Ответ, написанный Веттори на изящной латыни, в сущности, представляет собой череду шуток.[83] Под «монахинями» подразумеваются дамы, чье расположение можно было купить за деньги, причем самые красивые во Флоренции, не раз одаривавшие милостью важных персон города, в том числе дель Неро и Филиппо Строцци. Нет нужды говорить, что «исповедником» Лодовико Макиавелли оказался юноша, и Веттори насмехался над тем, что, вполне возможно, он взял с собой и его, чтобы «избавить от мора». Куда сильнее связи Лодовико с этим «эфебом» Никколо беспокоило то, что его собственный сын спал со своей любовницей в загородном доме семейства. Кроме того, вполне можно предположить, что, упоминая о том, «что мы творили в молодости», Веттори пытается утешить его, действуя по принципу известной пословицы «Горе на двоих — полгоря» (Mali Сотипе, mezzo gaudio). Так или иначе, правила приличия требовали, чтобы внебрачный секс происходил вне стен дома или даже вообще за пределами города (extra moenia), и, отругав сына за такое поведение, Макиавелли, видимо, проявил свойственную среднему классу озабоченность своим добрым именем (bella figura), чего вряд ли можно было ожидать от человека, чье поведение в схожей ситуации могло бы показаться весьма возмутительным.

С годами Макиавелли стал гораздо консервативнее, суровая школа жизни и нужда превратили некогда весьма словоохотливого и откровенного секретаря в осторожного и даже коварного субъекта. Его постоянно заботили дела финансовые, и он неоднократно обращался к Франческо дель Неро с просьбой, используя свои связи, выжать из Пизанского университета большее жалованье. В конце концов, именно благодаря связям с Медичи жалованье Макиавелли удвоилось. И 27 июля 1525 года дель Неро написал ему: «Ваше счастье преумножилось», добавив, что вместе с сотней золотых дукатов, полученных, дабы продолжить «Историю Флоренции», он, наконец, сможет вложить деньги в приданого своей дочери Бартоломеи (Баччины).

Упомянутое дель Неро «счастье» было обусловлено переменами, произошедшими как во Флоренции, так и в Риме.

14 сентября 1523 года, к великой радости римлян, скончался папа Адриан VI, этого строгого, аскетичного голландца в Риме не любили. Кардинал Джулио де Медичи умело разыграл карты в ходе последующего конклава и, воспользовавшись враждой между различными членами коллегии кардиналов и переманив на свою сторону некоторых своих врагов, сумел убедить кардинала Колонну проголосовать за него, пообещав, что помилует Франческо Содерини, которого папа Адриан заточил в замок Сан-Анджело, обнаружив его причастность к еще одному заговору. 18 ноября Джулио получил папскую тиару, взяв имя Климента VII.

Для флорентийцев его избрание, хоть и было с восторгом принято сторонниками Медичи, означало возврат ко временам Горо Гери.

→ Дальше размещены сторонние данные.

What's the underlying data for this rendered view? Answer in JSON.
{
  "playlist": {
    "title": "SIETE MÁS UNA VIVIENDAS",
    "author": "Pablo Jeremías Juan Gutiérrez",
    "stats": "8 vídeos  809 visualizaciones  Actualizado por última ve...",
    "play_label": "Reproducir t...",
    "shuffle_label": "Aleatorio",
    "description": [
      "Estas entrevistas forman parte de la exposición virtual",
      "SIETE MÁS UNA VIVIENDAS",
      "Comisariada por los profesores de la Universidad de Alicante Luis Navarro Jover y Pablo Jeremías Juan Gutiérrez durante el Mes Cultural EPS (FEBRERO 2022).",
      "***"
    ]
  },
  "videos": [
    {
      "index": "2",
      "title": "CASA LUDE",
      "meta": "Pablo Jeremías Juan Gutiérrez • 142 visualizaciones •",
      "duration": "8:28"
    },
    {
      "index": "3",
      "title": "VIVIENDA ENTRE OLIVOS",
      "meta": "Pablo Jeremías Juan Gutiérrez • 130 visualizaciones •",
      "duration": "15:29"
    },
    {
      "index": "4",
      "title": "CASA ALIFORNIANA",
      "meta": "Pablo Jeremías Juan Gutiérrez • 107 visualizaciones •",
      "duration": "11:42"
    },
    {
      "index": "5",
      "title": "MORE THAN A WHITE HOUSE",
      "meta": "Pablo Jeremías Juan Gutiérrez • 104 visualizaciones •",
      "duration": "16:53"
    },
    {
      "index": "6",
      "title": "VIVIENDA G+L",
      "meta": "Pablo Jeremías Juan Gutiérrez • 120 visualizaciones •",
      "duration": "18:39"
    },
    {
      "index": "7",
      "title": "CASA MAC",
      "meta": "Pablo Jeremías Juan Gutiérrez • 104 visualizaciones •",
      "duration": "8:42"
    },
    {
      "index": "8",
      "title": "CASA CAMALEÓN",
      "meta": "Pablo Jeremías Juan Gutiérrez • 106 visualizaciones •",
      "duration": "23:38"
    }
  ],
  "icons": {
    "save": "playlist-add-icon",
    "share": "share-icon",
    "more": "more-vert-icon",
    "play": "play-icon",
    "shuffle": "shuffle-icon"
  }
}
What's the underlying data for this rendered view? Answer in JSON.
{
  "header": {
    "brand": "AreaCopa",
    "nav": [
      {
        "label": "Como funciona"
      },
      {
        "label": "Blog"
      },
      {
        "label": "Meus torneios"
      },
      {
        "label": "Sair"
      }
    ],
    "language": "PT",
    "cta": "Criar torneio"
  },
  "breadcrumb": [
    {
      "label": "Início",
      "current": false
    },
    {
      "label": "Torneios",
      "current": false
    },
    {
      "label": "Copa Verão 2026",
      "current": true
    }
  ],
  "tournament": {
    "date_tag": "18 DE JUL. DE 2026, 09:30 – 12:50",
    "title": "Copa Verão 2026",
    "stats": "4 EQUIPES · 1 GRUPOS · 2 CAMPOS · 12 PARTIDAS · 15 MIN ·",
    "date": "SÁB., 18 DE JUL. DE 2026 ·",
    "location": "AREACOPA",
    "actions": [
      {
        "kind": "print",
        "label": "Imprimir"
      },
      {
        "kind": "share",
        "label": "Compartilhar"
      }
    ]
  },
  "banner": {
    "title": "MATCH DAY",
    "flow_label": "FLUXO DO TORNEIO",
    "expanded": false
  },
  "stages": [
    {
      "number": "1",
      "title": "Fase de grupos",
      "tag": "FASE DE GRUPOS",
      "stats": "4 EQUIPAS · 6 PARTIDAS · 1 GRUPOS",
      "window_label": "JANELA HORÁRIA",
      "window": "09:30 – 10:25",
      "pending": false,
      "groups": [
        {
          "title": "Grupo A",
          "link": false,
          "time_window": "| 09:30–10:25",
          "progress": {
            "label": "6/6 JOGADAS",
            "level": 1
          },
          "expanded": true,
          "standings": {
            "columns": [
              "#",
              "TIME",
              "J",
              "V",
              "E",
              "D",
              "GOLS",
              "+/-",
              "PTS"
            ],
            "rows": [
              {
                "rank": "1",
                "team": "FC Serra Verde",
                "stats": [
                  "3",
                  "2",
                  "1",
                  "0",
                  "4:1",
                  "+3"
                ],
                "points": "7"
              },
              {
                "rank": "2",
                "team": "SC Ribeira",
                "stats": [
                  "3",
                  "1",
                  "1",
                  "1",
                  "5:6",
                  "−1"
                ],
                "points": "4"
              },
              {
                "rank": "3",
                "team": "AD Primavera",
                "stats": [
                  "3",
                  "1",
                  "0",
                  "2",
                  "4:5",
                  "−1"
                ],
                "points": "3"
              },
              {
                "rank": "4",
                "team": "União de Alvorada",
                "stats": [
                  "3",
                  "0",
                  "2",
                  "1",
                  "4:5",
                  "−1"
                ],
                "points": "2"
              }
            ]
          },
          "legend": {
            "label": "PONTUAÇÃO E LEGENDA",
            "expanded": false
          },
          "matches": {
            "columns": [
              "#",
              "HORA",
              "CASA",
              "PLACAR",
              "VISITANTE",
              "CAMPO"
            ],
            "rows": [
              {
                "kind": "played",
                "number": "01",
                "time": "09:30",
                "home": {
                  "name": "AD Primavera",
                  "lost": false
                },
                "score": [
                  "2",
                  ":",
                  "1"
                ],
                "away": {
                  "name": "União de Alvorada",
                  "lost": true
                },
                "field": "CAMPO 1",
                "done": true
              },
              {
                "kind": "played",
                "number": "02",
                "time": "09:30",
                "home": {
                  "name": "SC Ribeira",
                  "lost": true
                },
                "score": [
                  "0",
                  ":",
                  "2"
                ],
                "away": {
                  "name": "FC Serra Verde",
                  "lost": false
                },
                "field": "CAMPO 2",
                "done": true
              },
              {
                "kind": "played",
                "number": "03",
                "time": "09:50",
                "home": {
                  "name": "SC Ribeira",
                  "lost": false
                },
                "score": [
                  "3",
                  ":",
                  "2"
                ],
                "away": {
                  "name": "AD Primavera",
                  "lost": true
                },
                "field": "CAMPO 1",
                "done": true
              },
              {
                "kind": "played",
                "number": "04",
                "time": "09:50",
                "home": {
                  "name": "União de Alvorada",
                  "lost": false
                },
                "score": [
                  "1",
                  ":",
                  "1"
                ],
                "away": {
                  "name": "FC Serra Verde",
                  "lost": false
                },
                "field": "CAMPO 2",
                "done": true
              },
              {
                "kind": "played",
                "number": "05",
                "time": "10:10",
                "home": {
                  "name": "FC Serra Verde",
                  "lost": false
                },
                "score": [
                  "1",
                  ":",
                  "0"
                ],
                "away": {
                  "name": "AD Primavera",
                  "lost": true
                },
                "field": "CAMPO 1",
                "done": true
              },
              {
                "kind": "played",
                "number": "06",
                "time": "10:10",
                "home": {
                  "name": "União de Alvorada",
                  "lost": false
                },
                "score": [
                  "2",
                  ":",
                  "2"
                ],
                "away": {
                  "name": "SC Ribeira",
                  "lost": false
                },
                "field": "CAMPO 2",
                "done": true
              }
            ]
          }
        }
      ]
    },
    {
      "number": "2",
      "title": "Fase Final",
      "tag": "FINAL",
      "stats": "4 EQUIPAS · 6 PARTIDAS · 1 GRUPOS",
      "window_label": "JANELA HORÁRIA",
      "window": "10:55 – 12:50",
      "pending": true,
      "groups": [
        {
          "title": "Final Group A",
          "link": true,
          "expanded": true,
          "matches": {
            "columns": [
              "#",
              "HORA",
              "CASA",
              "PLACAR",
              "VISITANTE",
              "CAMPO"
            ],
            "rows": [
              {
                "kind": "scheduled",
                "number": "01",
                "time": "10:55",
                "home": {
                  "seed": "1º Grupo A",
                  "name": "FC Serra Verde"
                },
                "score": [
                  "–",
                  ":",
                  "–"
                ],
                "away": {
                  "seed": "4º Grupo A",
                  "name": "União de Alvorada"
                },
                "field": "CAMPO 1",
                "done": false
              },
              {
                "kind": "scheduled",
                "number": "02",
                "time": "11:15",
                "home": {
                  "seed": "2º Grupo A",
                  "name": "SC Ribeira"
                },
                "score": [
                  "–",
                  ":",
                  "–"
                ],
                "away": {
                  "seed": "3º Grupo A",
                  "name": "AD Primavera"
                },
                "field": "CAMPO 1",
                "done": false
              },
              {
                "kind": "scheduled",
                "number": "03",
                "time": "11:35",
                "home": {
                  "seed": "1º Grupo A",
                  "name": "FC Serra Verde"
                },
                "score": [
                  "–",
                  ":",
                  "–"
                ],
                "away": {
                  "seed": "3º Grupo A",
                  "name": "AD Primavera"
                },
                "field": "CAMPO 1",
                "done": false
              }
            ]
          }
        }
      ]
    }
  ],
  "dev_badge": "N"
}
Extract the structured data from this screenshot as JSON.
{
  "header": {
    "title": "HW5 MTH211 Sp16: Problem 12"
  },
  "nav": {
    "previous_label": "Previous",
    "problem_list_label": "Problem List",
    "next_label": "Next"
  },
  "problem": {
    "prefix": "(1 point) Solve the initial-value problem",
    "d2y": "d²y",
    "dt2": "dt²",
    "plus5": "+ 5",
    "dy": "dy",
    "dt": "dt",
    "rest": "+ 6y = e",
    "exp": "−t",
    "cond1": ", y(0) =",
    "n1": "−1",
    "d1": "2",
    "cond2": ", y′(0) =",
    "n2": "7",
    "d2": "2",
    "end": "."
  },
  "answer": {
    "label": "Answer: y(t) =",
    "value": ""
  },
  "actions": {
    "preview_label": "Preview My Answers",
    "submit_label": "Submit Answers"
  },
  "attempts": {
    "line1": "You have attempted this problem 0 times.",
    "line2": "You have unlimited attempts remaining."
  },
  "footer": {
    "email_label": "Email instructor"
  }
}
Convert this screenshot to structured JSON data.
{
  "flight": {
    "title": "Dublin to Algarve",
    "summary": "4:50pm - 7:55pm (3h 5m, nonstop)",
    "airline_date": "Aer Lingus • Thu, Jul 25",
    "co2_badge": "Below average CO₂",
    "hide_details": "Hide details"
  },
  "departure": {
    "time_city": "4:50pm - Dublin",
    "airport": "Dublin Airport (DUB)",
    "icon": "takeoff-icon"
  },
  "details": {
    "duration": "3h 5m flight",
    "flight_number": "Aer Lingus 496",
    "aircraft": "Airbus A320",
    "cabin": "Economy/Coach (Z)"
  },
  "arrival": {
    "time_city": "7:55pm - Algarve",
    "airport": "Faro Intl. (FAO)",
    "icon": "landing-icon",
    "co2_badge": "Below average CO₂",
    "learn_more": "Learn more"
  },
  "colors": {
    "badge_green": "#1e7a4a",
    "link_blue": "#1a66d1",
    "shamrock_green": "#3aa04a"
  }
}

Вновь избранный папа отправил кардинала Сильвио Пассерини управлять городом — якобы для поддержки молодых и не наделенных соответствующими правами Ипполито и Алессандро де Медичи. Как и Гери, Пассерини был родом из Кортоны, одного из подчиненных Флоренции городов, и его присутствие могло лишь отвратить гордых флорентийцев. Предчувствуя недоброе, ярые сторонники Медичи, такие как Франческо Веттори, Лоренцо Строцци, Роберто Акциайоли и Джакопо Сальвиати, умоляли Климента позволить флорентийцам самим решать дела родного города до достижения Ипполито и Алессандро совершеннолетия и обретения необходимого опыта для управления делами города. Папа тут же проявил один из признаков тревоги: нерешительность. Он полагал, что время — главный его союзник, и обдумывал решения бесконечно долго, перед тем как принять их. Это был человек искренне верующий, благочестивый, в отличие от своего кузена Льва X, но тем не менее ему недоставало политического чутья своего предшественника и умения быстро принимать решения в случае необходимости.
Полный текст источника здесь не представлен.